I don't know about you, but I am 9/11'ed out. I watched enough hours of mediocre TV last week to convince me that I knew far too much about the melting point of structural steel, the pounds of gear carried by your average NYC firefighter, and the other odd facts. This isn't to diminish the pain and anguish that I (and probably you too) still feel about the events on that day. I still am hurting about the friends and others that were lost that day. Just that I have had enough, for now.
One of the shows I caught was a project by a filmmaker and a middle school student that was simplicity at best. The two carried around a world map and asked people in I think the New York area to circle where in the world was Afghanistan and to name the terrorist organization responsible for the 9/11 attacks. The answers were filmed and edited for the TV show. A surprising number of people, even whom I thought would be well-educated people (such as elementary school teachers and other professionals) missed one or both questions. And missed them by several continents (such as circling France, Brazil, and Australia -- yes, Australia! How can you confuse Afghanistan and Australia?) Maybe not so surprising, given how geographically challenged most Americans are.
To me, that show just drove home how insular we are. This is more than "Carmen Sandiego" parlor tricks -- most of us aren't interested in anything beyond our border, and probably beyond a 50-mile radius of where we live. It is pretty pathetic that most of us can't even figure out what country is what on a world map, and a pretty big one at that. Granted, I would have trouble distinguishing all the various bits and pieces of the former Soviet republics, or those sub-Saharan countries that have changed their names a few times since I learned where they were in fifth grade (or whenever that was). But I would have thought Afghanistan and al-Qaeda would have been an easy question.

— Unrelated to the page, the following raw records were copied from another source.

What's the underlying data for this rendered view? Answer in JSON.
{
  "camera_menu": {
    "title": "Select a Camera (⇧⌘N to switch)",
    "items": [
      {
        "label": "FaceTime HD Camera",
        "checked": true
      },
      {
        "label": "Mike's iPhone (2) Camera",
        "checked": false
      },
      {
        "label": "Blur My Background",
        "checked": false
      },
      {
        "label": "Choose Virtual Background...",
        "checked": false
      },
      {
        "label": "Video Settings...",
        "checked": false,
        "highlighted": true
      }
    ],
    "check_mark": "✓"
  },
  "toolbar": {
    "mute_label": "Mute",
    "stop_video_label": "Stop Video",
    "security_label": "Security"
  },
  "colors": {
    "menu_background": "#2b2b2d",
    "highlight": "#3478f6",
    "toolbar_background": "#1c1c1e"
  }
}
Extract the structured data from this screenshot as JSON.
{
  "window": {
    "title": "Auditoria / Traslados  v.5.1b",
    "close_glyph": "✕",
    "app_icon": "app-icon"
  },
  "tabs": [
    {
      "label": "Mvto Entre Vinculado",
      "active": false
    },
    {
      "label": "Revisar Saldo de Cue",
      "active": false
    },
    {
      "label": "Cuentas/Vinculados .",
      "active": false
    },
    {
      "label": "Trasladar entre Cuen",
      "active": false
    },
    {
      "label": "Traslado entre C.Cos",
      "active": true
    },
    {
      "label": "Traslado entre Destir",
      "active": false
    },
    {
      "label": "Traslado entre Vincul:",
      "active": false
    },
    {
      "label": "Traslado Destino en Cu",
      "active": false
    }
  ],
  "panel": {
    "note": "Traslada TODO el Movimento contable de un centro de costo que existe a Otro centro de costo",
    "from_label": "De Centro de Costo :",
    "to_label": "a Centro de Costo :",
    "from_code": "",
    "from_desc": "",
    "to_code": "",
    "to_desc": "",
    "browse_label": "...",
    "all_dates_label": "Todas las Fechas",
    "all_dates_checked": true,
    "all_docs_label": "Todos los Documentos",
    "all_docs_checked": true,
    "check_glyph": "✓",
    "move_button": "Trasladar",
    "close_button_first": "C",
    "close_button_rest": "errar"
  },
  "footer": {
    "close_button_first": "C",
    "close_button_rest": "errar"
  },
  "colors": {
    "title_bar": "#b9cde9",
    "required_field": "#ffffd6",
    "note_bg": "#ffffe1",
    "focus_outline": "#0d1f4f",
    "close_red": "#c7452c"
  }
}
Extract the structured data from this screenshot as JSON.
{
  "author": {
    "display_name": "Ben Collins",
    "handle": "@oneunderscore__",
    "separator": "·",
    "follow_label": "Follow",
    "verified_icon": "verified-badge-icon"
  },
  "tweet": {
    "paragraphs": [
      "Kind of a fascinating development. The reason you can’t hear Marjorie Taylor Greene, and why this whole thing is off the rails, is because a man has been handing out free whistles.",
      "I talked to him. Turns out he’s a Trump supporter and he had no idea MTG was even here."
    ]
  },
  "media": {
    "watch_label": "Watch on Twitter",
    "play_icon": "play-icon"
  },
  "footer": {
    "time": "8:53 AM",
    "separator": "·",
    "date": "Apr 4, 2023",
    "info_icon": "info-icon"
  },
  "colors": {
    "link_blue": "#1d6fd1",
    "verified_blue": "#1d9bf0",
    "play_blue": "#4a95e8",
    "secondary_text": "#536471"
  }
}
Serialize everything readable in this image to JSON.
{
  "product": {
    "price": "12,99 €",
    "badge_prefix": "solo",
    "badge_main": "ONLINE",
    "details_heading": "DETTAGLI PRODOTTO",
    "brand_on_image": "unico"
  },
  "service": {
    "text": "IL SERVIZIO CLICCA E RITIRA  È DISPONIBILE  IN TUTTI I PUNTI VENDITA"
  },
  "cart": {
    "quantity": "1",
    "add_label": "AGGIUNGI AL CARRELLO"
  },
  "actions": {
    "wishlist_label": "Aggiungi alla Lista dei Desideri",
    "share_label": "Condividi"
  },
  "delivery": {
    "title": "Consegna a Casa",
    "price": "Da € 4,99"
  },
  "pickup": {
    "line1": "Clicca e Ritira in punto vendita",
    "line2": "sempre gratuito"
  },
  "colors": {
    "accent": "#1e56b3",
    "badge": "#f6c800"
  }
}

There is some help, in the form of an art project that Golan Levin has put together, largely on the inspiration of our president's speech about an "evil axis." Go to this URL:
Click on any three countries (that is the accepted definition of what constitutes an axis, such as the WWII Axis powers of Japan, Italy and Germany) and you'll see what they have in common. This could be almost as much fun as Pictionary. When I clicked on Niger, Honduras and Angola I got the only thing they had in common: they were all heavily in debt and poor countries.
Behind this relatively simple world map is a lot of code: in fact, as part of the Whitney Museum's Artport/CodeDoc series, you can actually download the code that was used to assemble this project. True to the spirit of open source, combined with the freshness of an artist's perspective, with a soupcon of geopolitics mixed in. How much more new millennium can you get?
I am not saying that Levin's map is going to cure this insularity. But it might stimulate some interesting discussions among you. And I am glad that the Whitney is taking the lead once again on web-based art projects, combining the spirit of open source to boot.